Namun, setelah terbitnya putusan Mahkamah Konstitusi yang menguji ketentuan mengenai kesalahan berat, terjadi perubahan mendasar dalam penerapannya. Mahkamah menegaskan bahwa pengusaha tidak lagi dapat secara langsung menjadikan dugaan kesalahan berat sebagai dasar PHK tanpa melalui pembuktian pidana. Dengan berlakunya prinsip praduga tidak bersalah, pekerja hanya dapat dianggap melakukan kesalahan berat apabila telah dinyatakan bersalah melalui putusan pengadilan pidana yang berkekuatan hukum tetap. Konsekuensinya, pengusaha tidak diperkenankan lagi melakukan PHK sepihak berdasarkan dugaan atau penilaian internal semata, melainkan wajib menunggu adanya putusan pengadilan yang final dan mengikat. Putusan ini memperkuat perlindungan hukum bagi pekerja dan memastikan bahwa PHK atas dasar kesalahan berat hanya dilakukan berdasarkan fakta hukum yang telah diuji secara yudisial [3].

Selain ketentuan mengenai kesalahan berat, Undang-Undang Ketenagakerjaan juga mengatur situasi lain yang dapat berpotensi berujung pada pemutusan hubungan kerja, namun dengan prosedur dan batasan tertentu untuk memastikan perlindungan terhadap pekerja tetap terjaga. Pasal 160 ayat (1) mengatur mengenai kondisi ketika pekerja ditahan oleh aparat penegak hukum karena diduga melakukan tindak pidana yang tidak berkaitan dengan pengaduan dari pengusaha. Dalam keadaan demikian, hubungan kerja tidak secara otomatis berakhir. Pengusaha memang tidak dibebani kewajiban untuk membayarkan upah selama pekerja menjalani masa penahanan, karena pekerja tidak dapat memenuhi kewajiban kerjanya. Namun, undang-undang tetap mewajibkan pengusaha memberikan bantuan kepada keluarga yang menjadi tanggungan pekerja, sebagai bentuk perlindungan sosial yang tidak boleh diabaikan meskipun pekerja sedang menghadapi proses hukum. Ketentuan ini mencerminkan keseimbangan antara kepentingan perusahaan dan hak-hak dasar pekerja serta keluarganya.

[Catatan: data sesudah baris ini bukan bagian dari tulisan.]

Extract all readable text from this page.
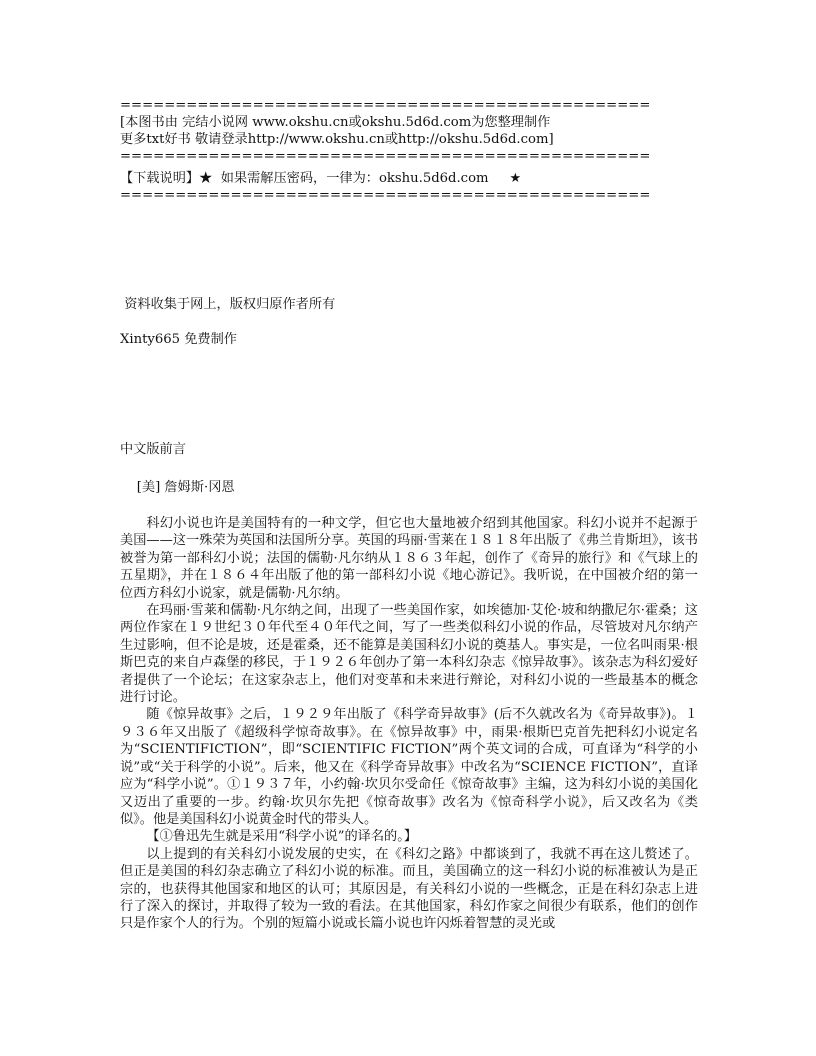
================================================
[本图书由 完结小说网 www.okshu.cn或okshu.5d6d.com为您整理制作
更多txt好书 敬请登录http://www.okshu.cn或http://okshu.5d6d.com]
================================================
【下载说明】★  如果需解压密码，一律为：okshu.5d6d.com     ★
================================================
资料收集于网上，版权归原作者所有
Xinty665 免费制作
中文版前言
[美] 詹姆斯·冈恩

科幻小说也许是美国特有的一种文学，但它也大量地被介绍到其他国家。科幻小说并不起源于美国——这一殊荣为英国和法国所分享。英国的玛丽·雪莱在１８１８年出版了《弗兰肯斯坦》，该书被誉为第一部科幻小说；法国的儒勒·凡尔纳从１８６３年起，创作了《奇异的旅行》和《气球上的五星期》，并在１８６４年出版了他的第一部科幻小说《地心游记》。我听说，在中国被介绍的第一位西方科幻小说家，就是儒勒·凡尔纳。

在玛丽·雪莱和儒勒·凡尔纳之间，出现了一些美国作家，如埃德加·艾伦·坡和纳撒尼尔·霍桑；这两位作家在１９世纪３０年代至４０年代之间，写了一些类似科幻小说的作品，尽管坡对凡尔纳产生过影响，但不论是坡，还是霍桑，还不能算是美国科幻小说的奠基人。事实是，一位名叫雨果·根斯巴克的来自卢森堡的移民，于１９２６年创办了第一本科幻杂志《惊异故事》。该杂志为科幻爱好者提供了一个论坛；在这家杂志上，他们对变革和未来进行辩论，对科幻小说的一些最基本的概念进行讨论。

随《惊异故事》之后，１９２９年出版了《科学奇异故事》(后不久就改名为《奇异故事》)。１９３６年又出版了《超级科学惊奇故事》。在《惊异故事》中，雨果·根斯巴克首先把科幻小说定名为“SCIENTIFICTION”，即“SCIENTIFIC FICTION”两个英文词的合成，可直译为“科学的小说”或“关于科学的小说”。后来，他又在《科学奇异故事》中改名为“SCIENCE FICTION”，直译应为“科学小说”。①１９３７年，小约翰·坎贝尔受命任《惊奇故事》主编，这为科幻小说的美国化又迈出了重要的一步。约翰·坎贝尔先把《惊奇故事》改名为《惊奇科学小说》，后又改名为《类似》。他是美国科幻小说黄金时代的带头人。

【①鲁迅先生就是采用“科学小说”的译名的。】

以上提到的有关科幻小说发展的史实，在《科幻之路》中都谈到了，我就不再在这儿赘述了。但正是美国的科幻杂志确立了科幻小说的标准。而且，美国确立的这一科幻小说的标准被认为是正宗的，也获得其他国家和地区的认可；其原因是，有关科幻小说的一些概念，正是在科幻杂志上进行了深入的探讨，并取得了较为一致的看法。在其他国家，科幻作家之间很少有联系，他们的创作只是作家个人的行为。个别的短篇小说或长篇小说也许闪烁着智慧的灵光或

Di sisi lain, Pasal 161 ayat (1) memberikan dasar bagi pengusaha untuk melakukan PHK apabila pekerja melakukan pelanggaran terhadap ketentuan yang tercantum dalam perjanjian kerja, peraturan perusahaan, atau perjanjian kerja bersama. Namun, pengaturan ini dibingkai dengan kewajiban prosedural yang bersifat ketat. Pengusaha tidak diperkenankan langsung melakukan PHK atas dasar pelanggaran tersebut, tetapi diwajibkan terlebih dahulu menjatuhkan surat peringatan pertama, kedua, dan ketiga secara berurutan. Pemberian peringatan ini pada dasarnya berfungsi sebagai ruang koreksi bagi pekerja, karena hukum ketenagakerjaan mengedepankan asas pembinaan dibandingkan sanksi langsung. PHK atas dasar pelanggaran disiplin hanya sah dilakukan apabila pekerja tetap tidak menunjukkan perbaikan setelah diberikan kesempatan melalui mekanisme peringatan berjenjang tersebut. Ketentuan ini menegaskan bahwa pemutusan hubungan kerja harus merupakan langkah terakhir yang ditempuh setelah prosedur pembinaan dijalankan secara patut dan proporsional

Pasal 163 ayat (1) UU Ketenagakerjaan juga memberikan dasar hukum bagi pengusaha untuk melakukan pemutusan hubungan kerja dalam keadaan-keadaan tertentu yang berkaitan dengan perubahan struktur atau kepemilikan perusahaan. Dalam konteks perubahan status, penggabungan, peleburan, atau peralihan kepemilikan, undang-undang mengatur bahwa PHK dimungkinkan apabila pengusaha yang baru atau hasil restrukturisasi tidak bersedia menerima kembali pekerja. Ketentuan ini menunjukkan bahwa transformasi korporasi dapat membawa implikasi pada keberlanjutan hubungan kerja, meskipun pada prinsipnya pekerja tetap memiliki hak prioritas untuk dipertahankan apabila perusahaan masih membutuhkan tenaga kerja. PHK dalam situasi ini bukanlah tindakan yang bersifat otomatis, tetapi merupakan opsi terakhir ketika pengusaha tidak dapat atau tidak bersedia melanjutkan hubungan kerja pasca perubahan struktur perusahaan.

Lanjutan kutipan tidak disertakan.